Eri leads him to an abandoned building where she has set up a sofa and a film projector. She offers to teach Yuta more about filmmaking so that he can make a better film next time. They agree to watch and analyze movies together every afternoon. After a year, they will make a new film and show it at the student festival. They grow close. Soon, it is time to make their own movie. Yuta writes a script based on his experiences making the first film and meeting Eri, but they decide to add “a pinch of fantasy” (83) by making Eri’s character a vampire who dies at the end.


Yuta and Eri make the film together, growing even closer in the process. They recruit Yuta’s father to play a part in the film, and he thanks Eri for befriending Yuta. However, while filming, Eri falls unconscious and is hospitalized. She reveals that she, like Yuta’s mother, is dying and hopes that Yuta will record her life so that she will not be forgotten. Yuta becomes depressed and gives up on the movie until his father encourages him to continue. His father explains that Yuta’s mother was cruel to ask him to film her death. He remarks on Yuta’s decision to show only the good parts of his mother though she was emotionally abusive.


Yuta agrees to film every moment with Eri.
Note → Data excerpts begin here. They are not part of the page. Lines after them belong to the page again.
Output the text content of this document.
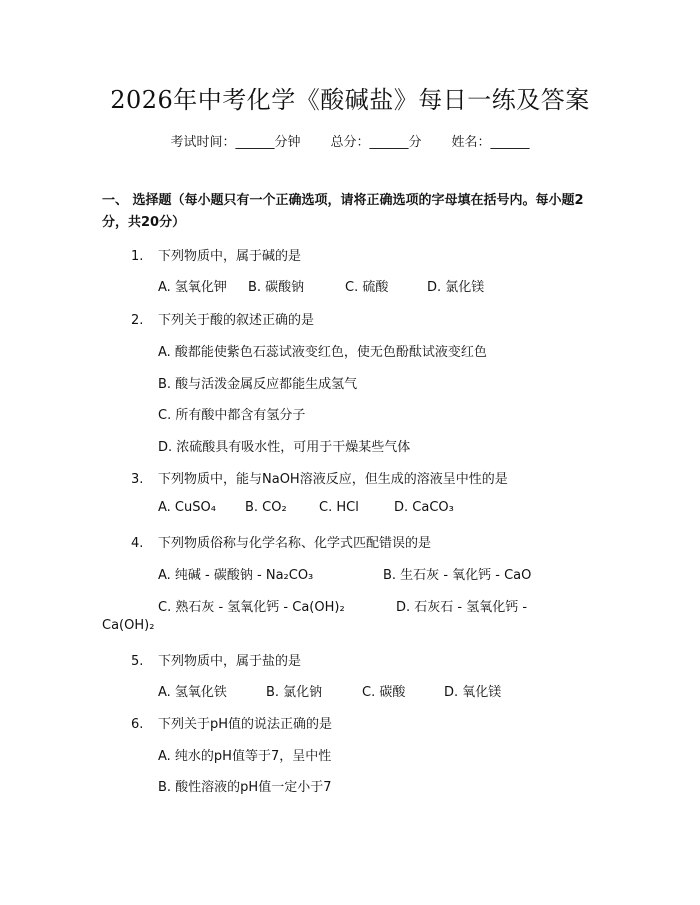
2026年中考化学《酸碱盐》每日一练及答案
考试时间：______分钟 总分：______分 姓名：______
一、 选择题（每小题只有一个正确选项，请将正确选项的字母填在括号内。每小题2分，共20分）
1. 下列物质中，属于碱的是
A. 氢氧化钾 B. 碳酸钠	C. 硫酸	D. 氯化镁
2. 下列关于酸的叙述正确的是
A. 酸都能使紫色石蕊试液变红色，使无色酚酞试液变红色
B. 酸与活泼金属反应都能生成氢气
C. 所有酸中都含有氢分子
D. 浓硫酸具有吸水性，可用于干燥某些气体
3. 下列物质中，能与NaOH溶液反应，但生成的溶液呈中性的是
A. CuSO₄ B. CO₂ C. HCl	D. CaCO₃
4. 下列物质俗称与化学名称、化学式匹配错误的是
A. 纯碱 - 碳酸钠 - Na₂CO₃	B. 生石灰 - 氧化钙 - CaO
C. 熟石灰 - 氢氧化钙 - Ca(OH)₂	D. 石灰石 - 氢氧化钙 -
Ca(OH)₂
5. 下列物质中，属于盐的是
A. 氢氧化铁	B. 氯化钠	C. 碳酸	D. 氧化镁
6. 下列关于pH值的说法正确的是
A. 纯水的pH值等于7，呈中性
B. 酸性溶液的pH值一定小于7
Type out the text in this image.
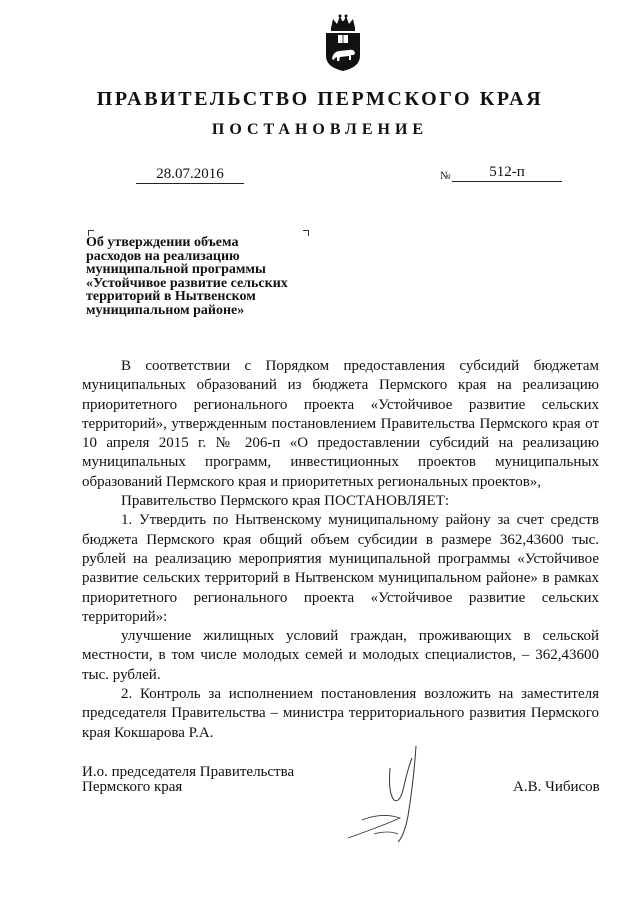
ПРАВИТЕЛЬСТВО ПЕРМСКОГО КРАЯ
ПОСТАНОВЛЕНИЕ
28.07.2016	№	512-п
Об утверждении объема
расходов на реализацию
муниципальной программы
«Устойчивое развитие сельских
территорий в Нытвенском
муниципальном районе»

В соответствии с Порядком предоставления субсидий бюджетам муниципальных образований из бюджета Пермского края на реализацию приоритетного регионального проекта «Устойчивое развитие сельских территорий», утвержденным постановлением Правительства Пермского края от 10 апреля 2015 г. № 206-п «О предоставлении субсидий на реализацию муниципальных программ, инвестиционных проектов муниципальных образований Пермского края и приоритетных региональных проектов»,

Правительство Пермского края ПОСТАНОВЛЯЕТ:

1. Утвердить по Нытвенскому муниципальному району за счет средств бюджета Пермского края общий объем субсидии в размере 362,43600 тыс. рублей на реализацию мероприятия муниципальной программы «Устойчивое развитие сельских территорий в Нытвенском муниципальном районе» в рамках приоритетного регионального проекта «Устойчивое развитие сельских территорий»:

улучшение жилищных условий граждан, проживающих в сельской местности, в том числе молодых семей и молодых специалистов, – 362,43600 тыс. рублей.

2. Контроль за исполнением постановления возложить на заместителя председателя Правительства – министра территориального развития Пермского края Кокшарова Р.А.

И.о. председателя Правительства
Пермского края	А.В. Чибисов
After her death, Yuta shows his new movie to the school. This time, it is well-received and praised. However, one of Eri’s friends says that Yuta idealized Eri in the movie, claiming instead that she was self-absorbed and had few friends. The friend says she prefers to remember this idealized version of Eri.


Time passes. Yuta attends college, gets a job, marries, and has a daughter. However, he never stops thinking about Eri’s movie, which he feels is incomplete. He edits and re-edits the footage, never satisfied. Then, his father, wife, and daughter die in a car accident while Yuta is driving, leading him to contemplate death by suicide again.


Yuta decides to die in a place of importance to him. He breaks into the abandoned building where he used to watch movies with Eri. There, he finds Eri sitting on the sofa, the same age she was when she died. He thinks he is hallucinating. Eri explains that she really is a vampire and cannot die. However, brains cannot contain the memories of so many lives, so every 200 years her brain dies, and she revives with no memories and must start over.


This time, she had Yuta’s film to remind her who she was before. She will also have this movie long after Yuta is dead, to remember him. Yuta says goodbye to Eri and leaves the building. As he walks away, he recalls Eri saying that the film is “missing a pinch of fantasy” (199), and then the building explodes behind him, leaving the ending ambiguous.